Avec « Comment pensent les forêts », l’anthropologue Eduardo Kohn construit un livre décisif, magistralement préfacé par Philippe Descola. Ayant séjourné des années en Équateur, à Ávila, en compagnie des Indiens Runa, Eduardo Kohn délivre, à partir de son expérience sur le terrain, ce que Patrice Maniglier décrit comme une « refondation de la discipline anthropologique ».
Eduardo Kohn
Comment pensent les forêts : Vers une anthropologie au-delà de l'humain
Avec « Comment pensent les forêts », l’anthropologue Eduardo Kohn construit un livre décisif, magistralement préfacé par Philippe Descola. Ayant séjourné des années en Équateur, à Ávila, en compagnie des Indiens Runa, Eduardo Kohn délivre, à partir de son expérience sur le terrain, ce que Patrice Maniglier décrit comme une « refondation de la discipline anthropologique ».

L’affirmation centrale de cet ambitieux essai est condensée dans son titre : les forêts pensent ; les entités sylvestres constituent des ensembles de signes, où humains et non­-humains, hommes et animaux, végétaux, esprits des morts nouent des liens. À la fois récit et traité des formes vivantes de la pensée, Comment pensent les forêts s’ancre dans les travaux des anthropologues et s’appuie sur les systèmes de Philippe Descola, d’Eduardo Viveiros de Castro, de Bruno Latour, pour proposer une interprétation sémiotique du monde élargie aux non­-humains, à savoir une sémiologie transespèces.

Aux côtés des Indiens Runa d’Amazonie, Kohn a fait l’épreuve d’une pensée traversant, sous des guises variées, humains et existants non humains. Loin d’être un privilège anthropocentrique séparant l’homme des autres règnes du cosmos, la pensée est agissante dans le chef des animaux, des plantes, des forêts. La division établie par les Modernes entre sujets pensants, autonomes, « maîtres et possesseurs » d’une nature qu’ils arraisonnent, et objets non humains passifs, vole en éclats. Bruno Latour (dont l’auteur pointe certaines limites) a conféré une autonomie, une agentivité aux non-­humains qui en font des acteurs sociaux, cosmiques, au même titre que les humains. L’essai de Kohn soutient une ligne de continuité reliant l’ensemble des êtres, privant ainsi l’homme de sa prééminence (une continuité que posent également les travaux de Deleuze & Guattari, de Donna Haraway, d’autres tenants du vitalisme…).

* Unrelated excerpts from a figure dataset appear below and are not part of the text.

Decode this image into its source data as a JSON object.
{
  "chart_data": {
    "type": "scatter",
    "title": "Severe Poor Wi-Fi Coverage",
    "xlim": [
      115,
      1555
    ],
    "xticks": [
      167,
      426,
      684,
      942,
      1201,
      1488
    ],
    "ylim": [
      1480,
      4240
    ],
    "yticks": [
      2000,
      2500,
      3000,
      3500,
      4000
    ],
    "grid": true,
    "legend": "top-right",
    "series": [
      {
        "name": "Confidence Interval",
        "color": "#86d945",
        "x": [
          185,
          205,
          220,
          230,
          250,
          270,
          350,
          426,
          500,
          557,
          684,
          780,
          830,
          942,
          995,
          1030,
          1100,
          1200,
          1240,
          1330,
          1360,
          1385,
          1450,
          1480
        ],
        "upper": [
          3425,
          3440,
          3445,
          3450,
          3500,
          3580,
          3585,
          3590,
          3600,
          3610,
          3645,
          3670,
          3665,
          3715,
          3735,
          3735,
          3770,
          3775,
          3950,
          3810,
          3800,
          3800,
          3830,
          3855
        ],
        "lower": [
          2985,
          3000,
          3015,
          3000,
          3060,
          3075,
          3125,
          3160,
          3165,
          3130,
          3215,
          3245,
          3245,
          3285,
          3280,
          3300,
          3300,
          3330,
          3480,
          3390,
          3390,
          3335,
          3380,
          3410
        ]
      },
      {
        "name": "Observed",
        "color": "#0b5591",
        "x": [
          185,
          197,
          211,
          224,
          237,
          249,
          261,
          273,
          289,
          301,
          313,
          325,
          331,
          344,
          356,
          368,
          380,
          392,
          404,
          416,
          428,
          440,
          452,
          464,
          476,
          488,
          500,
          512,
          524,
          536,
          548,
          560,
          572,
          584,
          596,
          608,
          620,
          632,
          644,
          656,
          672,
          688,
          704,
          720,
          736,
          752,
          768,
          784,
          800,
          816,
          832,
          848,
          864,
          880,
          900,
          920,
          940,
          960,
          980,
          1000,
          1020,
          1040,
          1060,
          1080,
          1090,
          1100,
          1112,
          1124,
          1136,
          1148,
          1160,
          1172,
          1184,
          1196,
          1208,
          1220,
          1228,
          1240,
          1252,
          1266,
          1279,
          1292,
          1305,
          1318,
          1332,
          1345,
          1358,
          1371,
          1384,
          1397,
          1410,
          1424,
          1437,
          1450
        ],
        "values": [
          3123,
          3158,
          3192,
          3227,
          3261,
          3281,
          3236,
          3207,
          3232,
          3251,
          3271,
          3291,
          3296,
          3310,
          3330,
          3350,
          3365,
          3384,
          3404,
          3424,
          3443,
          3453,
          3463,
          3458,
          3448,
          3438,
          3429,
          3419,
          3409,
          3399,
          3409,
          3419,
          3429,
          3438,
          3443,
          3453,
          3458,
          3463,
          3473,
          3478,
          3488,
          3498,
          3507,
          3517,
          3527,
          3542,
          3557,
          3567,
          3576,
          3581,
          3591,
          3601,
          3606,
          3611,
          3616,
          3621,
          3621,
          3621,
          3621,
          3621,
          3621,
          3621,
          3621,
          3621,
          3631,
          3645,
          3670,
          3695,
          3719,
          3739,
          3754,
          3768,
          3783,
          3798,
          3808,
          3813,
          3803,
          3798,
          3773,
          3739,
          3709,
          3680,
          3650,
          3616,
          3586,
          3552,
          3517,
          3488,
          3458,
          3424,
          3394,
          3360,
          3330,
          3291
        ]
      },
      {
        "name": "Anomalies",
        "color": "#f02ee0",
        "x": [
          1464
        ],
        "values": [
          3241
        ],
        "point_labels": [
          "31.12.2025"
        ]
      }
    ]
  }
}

C’est en s’appuyant sur les travaux sémiologiques de Pierce, sur sa célèbre distinction entre trois types de signes – icônes, indices et symboles –, qu’Eduardo Kohn met en œuvre ce qu’il appelle une « anthropologie au-delà de l’humain ». À côté des représentations symboliques et linguistiques dont usent les hommes, il existe des représentations iconiques et indicielles que forgent les organismes non humains. Les Runa lui ont montré les relations qu’ils entretiennent avec la forêt, avec les êtres qui y vivent, les animaux, la flore, les esprits des disparus, dévoilant le schème animiste qui régit leurs existences, l’importance dans la vie quotidienne de l’interprétation des rêves, les leurs mais aussi ceux de leurs chiens. « Biophile », comme l’écrit Philippe Descola, Kohn soutient que la pensée traverse les formes du vivant auxquelles elle est consubstantielle. Par son dualisme entre êtres vivants (humains et non­-humains dotés de pensées, de représentations) et êtres non vivants (entités inorganiques dépourvues de pensée), l’anthropologue reconduit un partage qui exclut de la vie, dès lors de la pensée, le règne minéral, les pierres, la montagne, les océans, les objets. En lieu et place de l’opposition humains – non-­humains, il propose le binôme vivants – non-­vivants, lequel trace une nouvelle ligne de démarcation. C’est sur ce nouveau partage, condensé dans la formule « La vie pense, les pierres non1 », que porte la réserve de Philippe Descola ; c’est sur cette exclusion de nombreux êtres, déclarés abiotiques, non vivants, que le système de Kohn se sépare de la pensée animiste des Indiens Runa.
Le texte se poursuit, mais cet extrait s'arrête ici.